Previous lung cancer screening trials have not demonstrated reduction in mortality until the National Lung Screening Trial (NLST) comparing low dose chest CT scan with chest roentgenograms (CXR) in patients at high risk for lung cancer in > 50,000 subjects.
- High risk smokers are defined at those between 55-74 years of age, with > 30 pack year smoking history or ex-smokers within 15 years of their quit date.
- Comparison was made between annual low dose chest CT scans and annual CXRs for three years. The trial used a standardized approach to management of abnormalities defined as lesions > 0.4 cm in size.
- Study arm found 73 more lung cancers/100,000 person years with a relative reduction of 20% in mortality. Number needed to screen to prevent one lung cancer death was 320. Over 60% of lung cancers detected were early stage with adenocarcinoma histology. However, definition of abnormal resulted in >95% false positive lesions.
- False positive findings led to invasive procedures to confirm malignancy with death within 60 days of the procedure in 1.5% (ten patients) of those with confirmed lung cancer and 0.04% (eleven patients) of those without confirmed lung cancer. Other potential harms as a result of screening involve radiation harm and over-diagnosis (~20% of those detected in NLST).
Comparisons of the risk/benefit of low dose CT screening with other established practices such as smoking cessation have not been done or are not yet amenable to this type of comparison.
Models are under investigation to determine the optimal group and time frame that would benefit from low dose chest CT scans for lung cancer screening.

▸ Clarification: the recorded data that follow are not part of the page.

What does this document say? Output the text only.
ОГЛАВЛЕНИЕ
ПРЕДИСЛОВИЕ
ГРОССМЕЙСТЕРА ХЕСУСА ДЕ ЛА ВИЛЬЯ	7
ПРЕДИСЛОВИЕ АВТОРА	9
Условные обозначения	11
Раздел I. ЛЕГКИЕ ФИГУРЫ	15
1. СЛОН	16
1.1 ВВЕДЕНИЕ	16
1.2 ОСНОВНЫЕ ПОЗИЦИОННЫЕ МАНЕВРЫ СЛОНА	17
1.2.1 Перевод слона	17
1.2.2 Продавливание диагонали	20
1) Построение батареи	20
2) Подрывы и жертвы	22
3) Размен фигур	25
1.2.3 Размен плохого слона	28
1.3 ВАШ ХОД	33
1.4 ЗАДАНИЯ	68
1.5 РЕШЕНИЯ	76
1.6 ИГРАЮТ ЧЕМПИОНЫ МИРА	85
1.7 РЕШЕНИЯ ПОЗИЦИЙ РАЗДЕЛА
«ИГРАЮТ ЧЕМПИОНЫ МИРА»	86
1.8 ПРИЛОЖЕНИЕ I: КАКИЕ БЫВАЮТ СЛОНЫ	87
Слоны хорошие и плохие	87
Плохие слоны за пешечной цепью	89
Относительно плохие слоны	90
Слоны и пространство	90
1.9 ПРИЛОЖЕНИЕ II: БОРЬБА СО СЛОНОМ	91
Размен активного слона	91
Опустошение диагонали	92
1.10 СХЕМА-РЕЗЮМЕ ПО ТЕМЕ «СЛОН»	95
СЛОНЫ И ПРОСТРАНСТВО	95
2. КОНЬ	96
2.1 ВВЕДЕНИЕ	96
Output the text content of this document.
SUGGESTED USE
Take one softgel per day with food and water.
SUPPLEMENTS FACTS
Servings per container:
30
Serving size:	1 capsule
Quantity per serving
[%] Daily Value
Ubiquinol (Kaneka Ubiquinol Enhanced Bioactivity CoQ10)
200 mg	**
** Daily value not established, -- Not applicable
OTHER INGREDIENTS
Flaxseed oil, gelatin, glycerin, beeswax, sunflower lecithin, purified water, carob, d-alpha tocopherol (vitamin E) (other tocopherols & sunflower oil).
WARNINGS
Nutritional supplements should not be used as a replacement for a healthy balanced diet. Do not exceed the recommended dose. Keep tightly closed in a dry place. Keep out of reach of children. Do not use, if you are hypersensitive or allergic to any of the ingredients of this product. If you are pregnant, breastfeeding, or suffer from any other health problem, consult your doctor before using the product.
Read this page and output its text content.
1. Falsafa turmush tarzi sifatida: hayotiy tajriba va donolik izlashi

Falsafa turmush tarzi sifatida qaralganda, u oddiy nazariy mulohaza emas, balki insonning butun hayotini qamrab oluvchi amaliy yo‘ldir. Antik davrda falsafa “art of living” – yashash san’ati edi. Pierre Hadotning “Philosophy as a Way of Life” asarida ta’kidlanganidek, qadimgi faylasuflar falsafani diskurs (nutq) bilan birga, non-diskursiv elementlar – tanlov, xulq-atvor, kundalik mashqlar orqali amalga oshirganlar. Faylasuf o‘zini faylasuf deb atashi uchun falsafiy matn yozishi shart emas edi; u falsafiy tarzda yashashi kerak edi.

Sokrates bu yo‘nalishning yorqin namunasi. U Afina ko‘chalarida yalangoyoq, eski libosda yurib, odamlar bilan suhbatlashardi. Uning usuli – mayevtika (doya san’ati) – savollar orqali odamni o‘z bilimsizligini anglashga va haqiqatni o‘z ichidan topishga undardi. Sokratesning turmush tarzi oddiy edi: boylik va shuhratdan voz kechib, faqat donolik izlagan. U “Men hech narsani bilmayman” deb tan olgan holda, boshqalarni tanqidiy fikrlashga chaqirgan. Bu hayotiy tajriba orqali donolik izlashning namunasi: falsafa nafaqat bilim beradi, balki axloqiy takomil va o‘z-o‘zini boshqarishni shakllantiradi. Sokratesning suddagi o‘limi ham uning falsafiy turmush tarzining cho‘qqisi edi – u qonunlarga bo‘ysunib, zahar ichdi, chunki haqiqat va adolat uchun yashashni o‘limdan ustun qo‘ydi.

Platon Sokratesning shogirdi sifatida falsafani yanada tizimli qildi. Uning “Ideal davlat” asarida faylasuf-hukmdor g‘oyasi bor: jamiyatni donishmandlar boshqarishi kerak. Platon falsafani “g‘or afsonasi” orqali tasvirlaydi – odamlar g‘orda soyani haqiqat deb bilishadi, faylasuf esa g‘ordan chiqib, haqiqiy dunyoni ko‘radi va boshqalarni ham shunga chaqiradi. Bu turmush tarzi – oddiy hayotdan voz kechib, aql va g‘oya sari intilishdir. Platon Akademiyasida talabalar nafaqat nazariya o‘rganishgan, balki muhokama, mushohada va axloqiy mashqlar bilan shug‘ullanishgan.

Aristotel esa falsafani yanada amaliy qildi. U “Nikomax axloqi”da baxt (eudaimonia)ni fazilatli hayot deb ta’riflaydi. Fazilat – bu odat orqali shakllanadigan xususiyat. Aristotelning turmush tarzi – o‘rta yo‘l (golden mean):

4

These models also need to address those who do not meet the NLST criteria for screening and those with other risk factors such as asbestos exposure and a strong family history of lung cancer.
Multiple models were reviewed including models increasing the at-risk patient pool so that the benefits of screening outweigh the risks. This effectively increases the prevalence of lung cancer in the screened population. Biomarkers to select at risk patients are also under investigation.
One strategy that may increase the prevalence of lung cancer in the screening pool is to follow an initial abnormal scan with a second scan since the group with an abnormal scan already has a higher prevalence of lung cancer than the unscreened population.
Lung cancer screening with low dose chest CT scans has been endorsed by several healthcare organizations with strength of endorsement ranging from recommended to a suggestion that it be offered with an informed dialogue weighing its risks and benefit.